PS. Be careful not to listen to everything you hear from Rdb engineering as you'll end up only opening your DB on one node :-( Of course their fanatical obsession with Row Cache and single-node configurations has had nothing to do with Rdb position in the VMS market place now has it?

Re: DEADLOCK_WAIT parameter setting

Richard,
Thanks for your reply. If it was our choice we would go to 8.3 but so far it is a management decision not to upgrade.
DLM is not an issue because it is a standalone (non cluster) node.
Peter
Wim Van den Wyngaert
Honored Contributor

Re: DEADLOCK_WAIT parameter setting

If decreasing the param increases performance significantly (wall time I asume), I would say your application has deadlocks all the time and needs to detect them fast (and it handles them too : they redo the transaction).

The reason why you have deadlocks is very often because not all programs handle father-sun relations in the same sequence. And thus one program first locks the father while others first lock the sun. This should be avoided. May be there is just 1 program misbehaving ...

fwiw

Wim
Wim

Re: DEADLOCK_WAIT parameter setting

Wim,
Avoiding the deadlocks by the code (or dbms design) is unfortunally out of our control.

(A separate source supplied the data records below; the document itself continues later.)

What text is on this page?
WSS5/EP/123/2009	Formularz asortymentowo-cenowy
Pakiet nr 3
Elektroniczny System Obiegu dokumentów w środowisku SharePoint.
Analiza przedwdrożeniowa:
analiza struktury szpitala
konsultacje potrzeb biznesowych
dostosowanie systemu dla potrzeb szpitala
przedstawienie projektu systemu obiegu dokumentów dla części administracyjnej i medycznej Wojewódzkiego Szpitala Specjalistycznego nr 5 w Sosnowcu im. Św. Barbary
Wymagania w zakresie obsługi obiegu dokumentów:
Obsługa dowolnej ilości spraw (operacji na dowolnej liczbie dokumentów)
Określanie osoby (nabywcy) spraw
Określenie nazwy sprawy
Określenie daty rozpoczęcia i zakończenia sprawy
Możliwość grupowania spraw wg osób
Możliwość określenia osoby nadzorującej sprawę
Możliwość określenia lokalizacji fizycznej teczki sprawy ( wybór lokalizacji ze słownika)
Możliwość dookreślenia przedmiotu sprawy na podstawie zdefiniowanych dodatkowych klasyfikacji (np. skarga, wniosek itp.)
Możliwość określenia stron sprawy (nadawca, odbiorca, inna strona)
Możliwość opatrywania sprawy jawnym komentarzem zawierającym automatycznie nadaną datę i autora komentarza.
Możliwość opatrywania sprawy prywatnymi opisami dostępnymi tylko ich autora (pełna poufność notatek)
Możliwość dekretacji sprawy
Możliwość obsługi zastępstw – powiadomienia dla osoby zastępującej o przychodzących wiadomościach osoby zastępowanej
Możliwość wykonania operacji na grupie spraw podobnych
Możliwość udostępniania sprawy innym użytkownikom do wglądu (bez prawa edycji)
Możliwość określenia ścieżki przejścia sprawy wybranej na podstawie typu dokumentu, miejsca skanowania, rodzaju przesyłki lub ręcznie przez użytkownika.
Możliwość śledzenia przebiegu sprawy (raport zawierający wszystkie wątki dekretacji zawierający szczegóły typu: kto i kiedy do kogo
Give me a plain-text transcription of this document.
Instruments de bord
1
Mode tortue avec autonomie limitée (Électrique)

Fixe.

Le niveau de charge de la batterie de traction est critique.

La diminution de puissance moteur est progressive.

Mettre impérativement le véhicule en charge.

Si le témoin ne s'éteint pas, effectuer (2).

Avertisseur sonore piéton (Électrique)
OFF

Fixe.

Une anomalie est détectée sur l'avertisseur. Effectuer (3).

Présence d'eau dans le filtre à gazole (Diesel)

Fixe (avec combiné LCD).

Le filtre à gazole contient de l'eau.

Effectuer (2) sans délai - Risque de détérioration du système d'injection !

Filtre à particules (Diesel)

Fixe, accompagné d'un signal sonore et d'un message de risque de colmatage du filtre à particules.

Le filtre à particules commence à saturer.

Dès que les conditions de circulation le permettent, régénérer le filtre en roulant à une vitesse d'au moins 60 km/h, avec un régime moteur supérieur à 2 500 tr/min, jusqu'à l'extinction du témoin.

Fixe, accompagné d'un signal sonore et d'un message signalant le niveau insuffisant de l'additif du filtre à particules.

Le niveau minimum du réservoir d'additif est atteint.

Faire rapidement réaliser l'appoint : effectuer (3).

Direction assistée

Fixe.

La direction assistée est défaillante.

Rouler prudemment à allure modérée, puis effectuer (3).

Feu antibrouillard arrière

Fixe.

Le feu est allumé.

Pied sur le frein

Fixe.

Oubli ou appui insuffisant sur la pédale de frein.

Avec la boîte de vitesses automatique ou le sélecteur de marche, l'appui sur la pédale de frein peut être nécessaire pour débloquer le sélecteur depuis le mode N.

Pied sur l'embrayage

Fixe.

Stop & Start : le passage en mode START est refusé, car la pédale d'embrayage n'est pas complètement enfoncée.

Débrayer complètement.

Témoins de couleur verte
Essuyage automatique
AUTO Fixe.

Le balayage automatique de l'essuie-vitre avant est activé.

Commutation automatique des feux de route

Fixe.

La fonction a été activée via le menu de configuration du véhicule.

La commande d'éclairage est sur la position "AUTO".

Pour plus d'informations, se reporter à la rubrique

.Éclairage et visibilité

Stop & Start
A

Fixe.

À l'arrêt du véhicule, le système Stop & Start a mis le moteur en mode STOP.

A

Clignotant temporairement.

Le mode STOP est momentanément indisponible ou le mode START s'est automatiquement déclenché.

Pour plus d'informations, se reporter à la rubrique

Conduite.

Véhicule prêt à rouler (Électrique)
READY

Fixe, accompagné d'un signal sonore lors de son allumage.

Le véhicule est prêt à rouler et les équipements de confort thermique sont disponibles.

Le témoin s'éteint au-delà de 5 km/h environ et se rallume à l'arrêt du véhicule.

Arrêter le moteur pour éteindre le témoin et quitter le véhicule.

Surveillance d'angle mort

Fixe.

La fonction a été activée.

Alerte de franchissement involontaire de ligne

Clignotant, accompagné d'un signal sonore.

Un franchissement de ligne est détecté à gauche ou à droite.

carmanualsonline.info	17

I hope your and others comment can help us to convince the developers.
Thanks for your advise.

Re: DEADLOCK_WAIT parameter setting

The result of this and other discussions is:
The parameter DEADLOCK_WAIT will be decreased by one (from 5 to 1) day by day instead of a big bang from 5 ==> 1.
Thanks all for your comment.
Richard J Maher
Trusted Contributor

Re: DEADLOCK_WAIT parameter setting

Hi Peter,

Being cautious/prudent never hurt anybody, but the sooner the deadlock is identified the sooner the victim will be selected and the resources freed up. Concurrency levels have to be boosted.

As to why you're getting deadlocks being "out of your control", I suggest someone (in devlopment/support?)look at the DB Key being returned in the DEADLOCK message and work out if it's an index node or data page and then see if something as simple as a RESERVING clause or CONSISTENCY LEVEL on the transaction will fix things.

Cheers Richard Maher

Re: DEADLOCK_WAIT parameter setting

Thnx Richard,
I will pass your tip to the developers and the (technical) DBA. I hope it will push them in the right direction.

Re: DEADLOCK_WAIT parameter setting

Thanks all for your responces.
It seems I have been a bit to generous giving points. I used the dutch school system instead of the ITRC standard. But I judged all the answers the same so I don't think it is a big deal.
As xpected, the "real and only" answer is not here but it helped us a lot anyway to decide to change the deadloack_wait parameter in steps from 5 to 1.